Filter by environment, region, or label to isolate staging versus production pools.

Drill into individual agent records for version, last heartbeat, and assigned workloads.

Manage applications and endpoints

Review registered applications and endpoint applications linked to execution targets.

Confirm authentication configuration and environment URLs match current deployment state.

Update metadata when applications migrate regions or change access patterns.

Launch or monitor executions

Start executions from Agent Console when operators need direct fleet control outside standard runs.

Track active executions for progress, agent assignment, and intermediate telemetry events.

Cross-reference execution IDs with Runs for unified result analysis and stakeholder reporting.

Analyze telemetry

Open the Telemetry area for time-series views of agent health, queue latency, and error categories.

Set baseline thresholds aligned with your on-call runbooks and SLO definitions.

Export or screenshot telemetry snapshots for post-incident reviews when required by governance.

Respond to fleet incidents

For offline agents, verify network policy, host status, and agent service health before re-registration.

For stuck queues, identify policy bottlenecks or exhausted pools and escalate per capacity runbooks.
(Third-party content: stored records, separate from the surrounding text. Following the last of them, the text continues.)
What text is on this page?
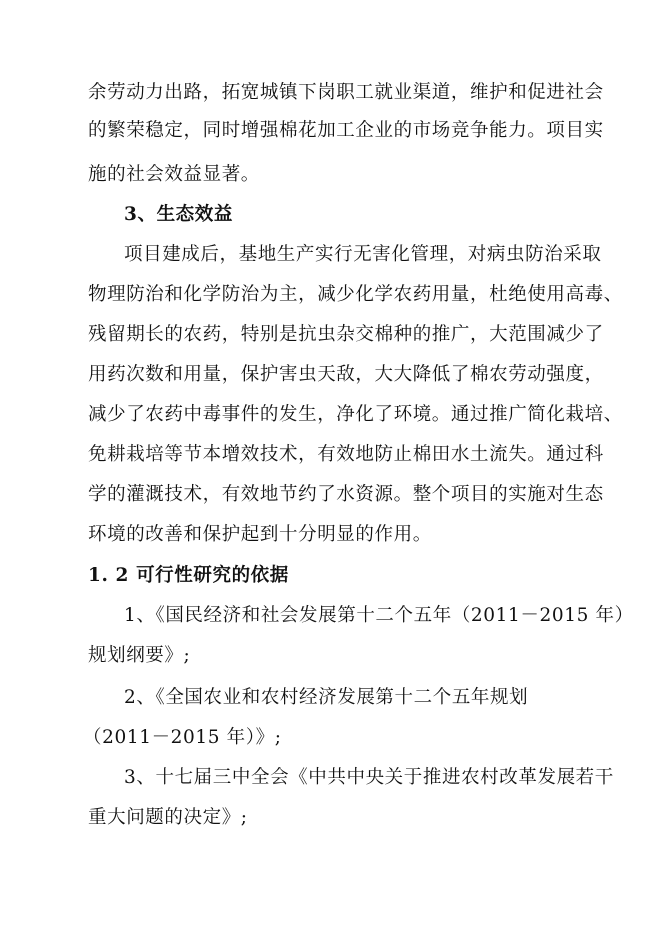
余劳动力出路，拓宽城镇下岗职工就业渠道，维护和促进社会
的繁荣稳定，同时增强棉花加工企业的市场竞争能力。项目实
施的社会效益显著。
3、生态效益
项目建成后，基地生产实行无害化管理，对病虫防治采取
物理防治和化学防治为主，减少化学农药用量，杜绝使用高毒、
残留期长的农药，特别是抗虫杂交棉种的推广，大范围减少了
用药次数和用量，保护害虫天敌，大大降低了棉农劳动强度，
减少了农药中毒事件的发生，净化了环境。通过推广简化栽培、
免耕栽培等节本增效技术，有效地防止棉田水土流失。通过科
学的灌溉技术，有效地节约了水资源。整个项目的实施对生态
环境的改善和保护起到十分明显的作用。
1. 2 可行性研究的依据
1、《国民经济和社会发展第十二个五年（2011－2015 年）
规划纲要》;
2、《全国农业和农村经济发展第十二个五年规划
（2011－2015 年）》;
3、十七届三中全会《中共中央关于推进农村改革发展若干
重大问题的决定》;
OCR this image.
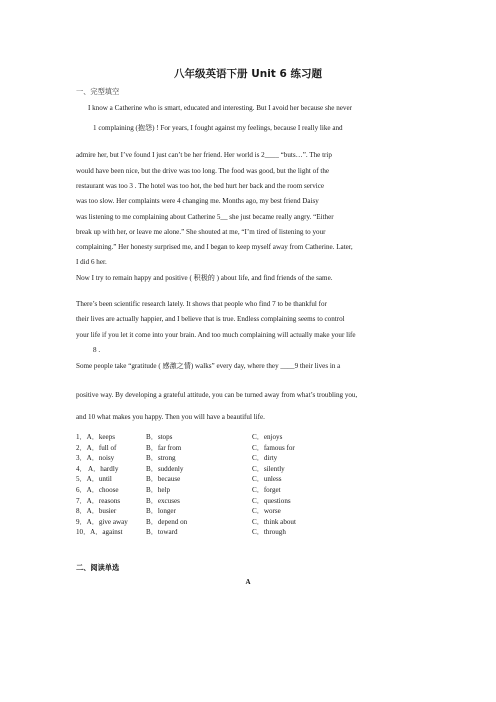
八年级英语下册 Unit 6 练习题
一、完型填空
I know a Catherine who is smart, educated and interesting. But I avoid her because she never
1 complaining (抱怨) ! For years, I fought against my feelings, because I really like and
admire her, but I’ve found I just can’t be her friend. Her world is 2____ “buts…”. The trip
would have been nice, but the drive was too long. The food was good, but the light of the
restaurant was too 3 . The hotel was too hot, the bed hurt her back and the room service
was too slow. Her complaints were 4 changing me. Months ago, my best friend Daisy
was listening to me complaining about Catherine 5__ she just became really angry. “Either
break up with her, or leave me alone.” She shouted at me, “I’m tired of listening to your
complaining.” Her honesty surprised me, and I began to keep myself away from Catherine. Later,
I did 6 her.
Now I try to remain happy and positive ( 积极的 ) about life, and find friends of the same.
There’s been scientific research lately. It shows that people who find 7 to be thankful for
their lives are actually happier, and I believe that is true. Endless complaining seems to control
your life if you let it come into your brain. And too much complaining will actually make your life
8 .
Some people take “gratitude ( 感激之情) walks” every day, where they ____9 their lives in a
positive way. By developing a grateful attitude, you can be turned away from what’s troubling you,
and 10 what makes you happy. Then you will have a beautiful life.
1．A．keeps	B．stops	C．enjoys
2．A．full of	B．far from	C．famous for
3．A．noisy	B．strong	C．dirty
4． A．hardly	B．suddenly	C．silently
5．A．until	B．because	C．unless
6．A．choose	B．help	C．forget
7．A．reasons	B．excuses	C．questions
8．A．busier	B．longer	C．worse
9．A．give away	B．depend on	C．think about
10．A．against	B．toward	C．through
二、阅读单选
A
Document remediation actions in your incident tracker and link associated run IDs for traceability.

Key concepts

Organization scope: All Zof Console and API operations are isolated to your authenticated tenant.
Governed execution: Agent output and remediation follow policy packs with human approval when configured.

Best practices

Maintain separate Agent Console bookmarks or dashboards for staging and production fleets.
Integrate Agent Console telemetry checks into pre-release runbooks for critical deployments.
Assign fleet ownership to a named team with on-call rotation during release windows.
Avoid manual execution overrides that bypass policy, use documented break-glass procedures only.
Review endpoint agent host inventories quarterly for decommissioned machines still registered.

Common issues

Heartbeat gaps without execution failures: Transient network blips may cause brief offline states. Investigate sustained gaps exceeding your SLO threshold; single-minute gaps may self-resolve.
Executions complete in Agent Console but missing in Runs: Verify the execution was linked to a project run context. Ad hoc launches may require manual correlation using execution and run identifiers.
Telemetry charts empty for new agents: Allow one full execution cycle for metrics to populate. Confirm the agent completed at least one job after registration.